By Anne Lowe
OPEN COURTS – The Judicial Council of California is inviting the public to comment on a proposal that would increase news media access to court proceedings and records.
The Bench-Bar-Media Committee, which was created in 2008 by Chief Justice Ronald M. George, created a list of recommendations for the Judicial Council to adopt that would “foster improved understanding and working relationships among California judges, lawyers and journalists,” a news release from the Judicial Council says. These recommendations are open for public comment until 5 p.m. on Oct. 29 on the council’s website.Highlights of the recommendations:
- Cameras in Court: Amend rule 1.150 of the California Rules of Court to provide an explicit presumption that cameras and other recording devices are allowed in the courtroom unless sufficient reasons exist to prohibit or limit their use. The recommendation also calls for judges to make specific findings to prohibit or limit the use of cameras and other recording devices.
- Gag Orders: Adopt a uniform statewide rule similar to those governing orders sealing records and consistent with the opinion in Hurvitz v. Hoefflin (2000) 84 Cal.App.4th 1232. That ruling, among other things, requires a specific finding of a legitimate competing interest that overrides the public’s right of access and justifies some form of gag order. The ruling also limits the scope of any gag order to the narrowest restraint and shortest time period necessary to protect the identified overriding interest.
- Orders Sealing Records: Develop a rule of court that requires all courts to post notice of any application for, or entry of, an order sealing a record on their local websites within five court business days after filing or entry.
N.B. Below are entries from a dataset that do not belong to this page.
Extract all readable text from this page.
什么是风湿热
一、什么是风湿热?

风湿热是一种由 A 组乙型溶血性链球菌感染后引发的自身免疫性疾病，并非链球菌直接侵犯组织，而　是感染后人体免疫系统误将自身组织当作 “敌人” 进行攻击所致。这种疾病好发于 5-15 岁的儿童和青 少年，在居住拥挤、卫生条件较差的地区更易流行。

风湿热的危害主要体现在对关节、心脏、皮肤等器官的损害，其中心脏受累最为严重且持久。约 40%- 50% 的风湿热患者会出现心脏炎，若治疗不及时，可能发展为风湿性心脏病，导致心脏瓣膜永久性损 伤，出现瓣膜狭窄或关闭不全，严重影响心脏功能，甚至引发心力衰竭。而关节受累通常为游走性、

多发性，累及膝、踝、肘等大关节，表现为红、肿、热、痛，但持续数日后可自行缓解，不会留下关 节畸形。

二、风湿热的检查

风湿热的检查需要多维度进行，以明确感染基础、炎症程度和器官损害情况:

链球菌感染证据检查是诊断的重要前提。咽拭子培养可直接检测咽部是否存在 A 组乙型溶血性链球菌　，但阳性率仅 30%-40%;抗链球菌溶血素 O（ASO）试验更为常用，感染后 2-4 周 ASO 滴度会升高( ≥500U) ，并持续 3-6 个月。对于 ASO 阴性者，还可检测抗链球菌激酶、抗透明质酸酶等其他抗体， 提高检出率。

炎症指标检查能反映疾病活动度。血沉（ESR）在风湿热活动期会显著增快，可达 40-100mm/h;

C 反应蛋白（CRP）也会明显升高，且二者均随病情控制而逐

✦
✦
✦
If that is not possible, the proposed rule would require that such a notice be sent to the Judicial Council for publication on the judicial branch’s website within the same five court business days required for posting online.
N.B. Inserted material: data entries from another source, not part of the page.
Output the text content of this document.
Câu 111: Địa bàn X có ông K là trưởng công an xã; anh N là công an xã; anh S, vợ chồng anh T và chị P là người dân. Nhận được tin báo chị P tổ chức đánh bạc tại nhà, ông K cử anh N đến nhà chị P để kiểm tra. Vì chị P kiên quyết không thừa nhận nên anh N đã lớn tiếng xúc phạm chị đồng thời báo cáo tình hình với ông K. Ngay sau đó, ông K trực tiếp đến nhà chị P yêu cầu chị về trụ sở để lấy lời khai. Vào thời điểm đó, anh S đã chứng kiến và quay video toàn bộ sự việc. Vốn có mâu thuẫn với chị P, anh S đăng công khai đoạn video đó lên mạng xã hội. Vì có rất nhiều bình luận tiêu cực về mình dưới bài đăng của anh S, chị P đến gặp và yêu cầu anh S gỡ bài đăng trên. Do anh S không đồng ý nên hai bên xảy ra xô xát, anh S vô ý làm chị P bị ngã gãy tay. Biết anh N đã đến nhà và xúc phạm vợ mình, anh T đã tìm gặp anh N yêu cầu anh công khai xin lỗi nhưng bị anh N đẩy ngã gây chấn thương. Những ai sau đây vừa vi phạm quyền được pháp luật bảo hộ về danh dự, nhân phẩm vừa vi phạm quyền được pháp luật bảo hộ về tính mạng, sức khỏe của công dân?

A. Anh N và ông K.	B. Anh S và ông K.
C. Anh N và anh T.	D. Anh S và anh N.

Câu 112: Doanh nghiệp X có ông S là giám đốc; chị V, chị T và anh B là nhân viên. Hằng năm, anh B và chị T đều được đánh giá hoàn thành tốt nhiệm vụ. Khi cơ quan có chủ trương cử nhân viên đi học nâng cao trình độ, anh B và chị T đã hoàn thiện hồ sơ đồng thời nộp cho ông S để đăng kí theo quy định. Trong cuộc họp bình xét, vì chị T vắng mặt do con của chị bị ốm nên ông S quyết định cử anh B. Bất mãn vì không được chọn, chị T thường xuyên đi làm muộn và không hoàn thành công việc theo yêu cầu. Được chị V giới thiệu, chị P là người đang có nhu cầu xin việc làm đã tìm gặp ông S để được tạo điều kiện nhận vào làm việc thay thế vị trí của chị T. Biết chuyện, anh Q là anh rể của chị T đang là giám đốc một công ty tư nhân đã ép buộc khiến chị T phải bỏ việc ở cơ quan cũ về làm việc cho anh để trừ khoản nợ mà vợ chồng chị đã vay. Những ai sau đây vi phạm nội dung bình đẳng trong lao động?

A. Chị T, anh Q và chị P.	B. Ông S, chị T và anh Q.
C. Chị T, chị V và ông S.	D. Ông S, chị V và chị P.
- Educational Programs: Support creation of educational content and programs to enhance relationships and cross-communication among the bench, bar, media, court staff, and public.
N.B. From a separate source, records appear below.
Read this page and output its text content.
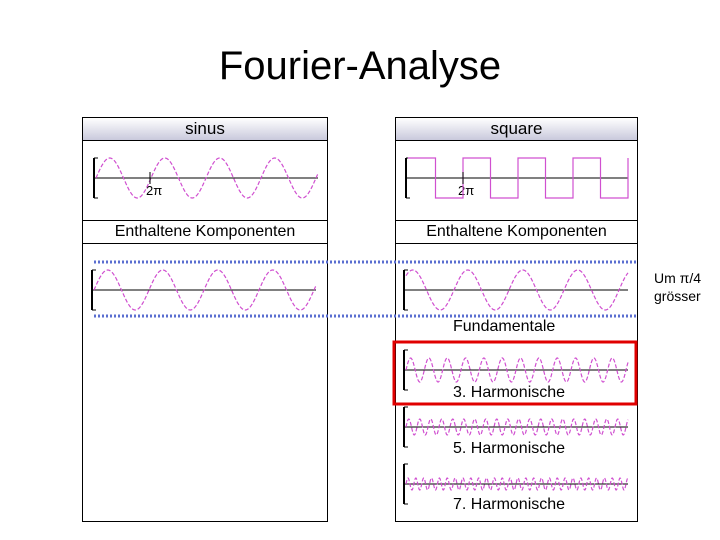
Fourier-Analyse
sinus
2π
Enthaltene Komponenten
square
2π
Enthaltene Komponenten
Fundamentale
3. Harmonische
5. Harmonische
7. Harmonische
Um π/4
grösser
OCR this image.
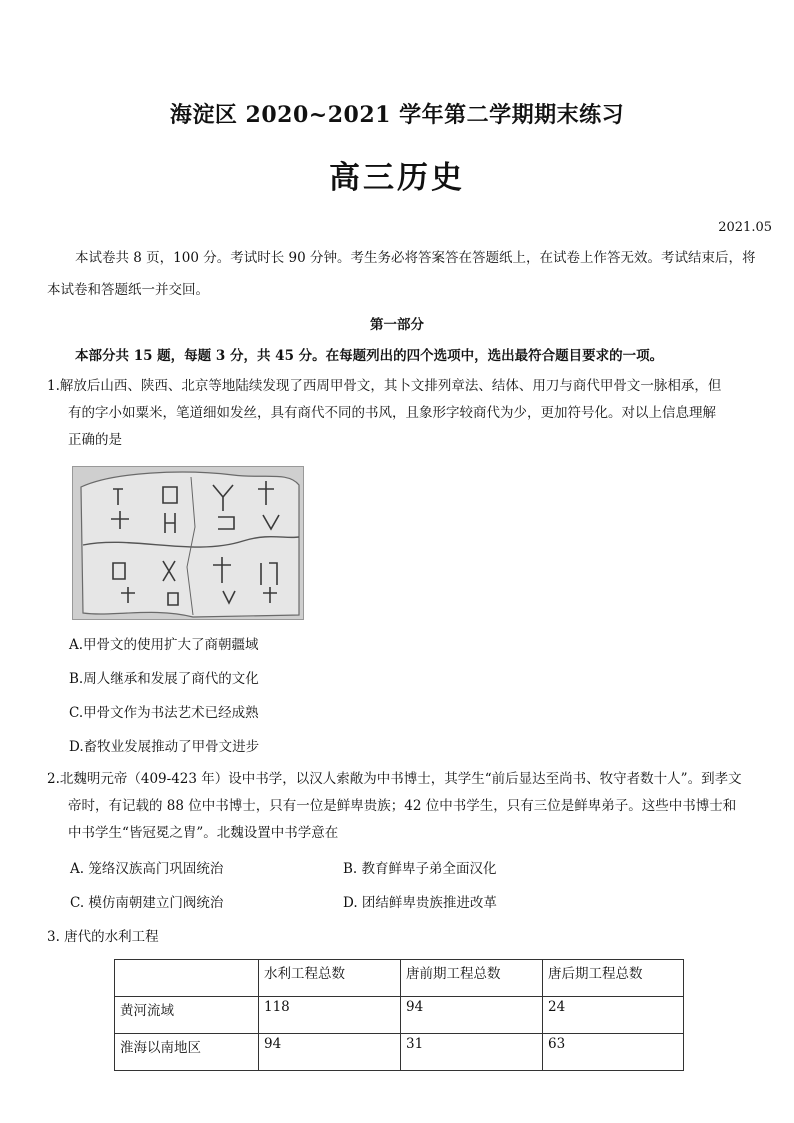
海淀区 2020~2021 学年第二学期期末练习
高三历史
2021.05
本试卷共 8 页，100 分。考试时长 90 分钟。考生务必将答案答在答题纸上，在试卷上作答无效。考试结束后，将本试卷和答题纸一并交回。
第一部分
本部分共 15 题，每题 3 分，共 45 分。在每题列出的四个选项中，选出最符合题目要求的一项。
1.解放后山西、陕西、北京等地陆续发现了西周甲骨文，其卜文排列章法、结体、用刀与商代甲骨文一脉相承，但
有的字小如粟米，笔道细如发丝，具有商代不同的书风，且象形字较商代为少，更加符号化。对以上信息理解
正确的是
A.甲骨文的使用扩大了商朝疆域
B.周人继承和发展了商代的文化
C.甲骨文作为书法艺术已经成熟
D.畜牧业发展推动了甲骨文进步
2.北魏明元帝（409-423 年）设中书学，以汉人索敞为中书博士，其学生“前后显达至尚书、牧守者数十人”。到孝文
帝时，有记载的 88 位中书博士，只有一位是鲜卑贵族；42 位中书学生，只有三位是鲜卑弟子。这些中书博士和
中书学生“皆冠冕之胄”。北魏设置中书学意在
A. 笼络汉族高门巩固统治	B. 教育鲜卑子弟全面汉化
C. 模仿南朝建立门阀统治	D. 团结鲜卑贵族推进改革
3. 唐代的水利工程
	水利工程总数	唐前期工程总数	唐后期工程总数
黄河流域	118	94	24
淮海以南地区	94	31	63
- Judicial Officer Training: Develop training for judges and justices on how to present the meaning or substance of court decisions in a way that can be easily understood by the media and the public.
- The Bench-Bar-Media Committee also drafted proposals to address the need to explain legal terminology to the public and media; create online training materials for court staff and judges; develop regional media access plans; and make regional public information officers available to assist the courts.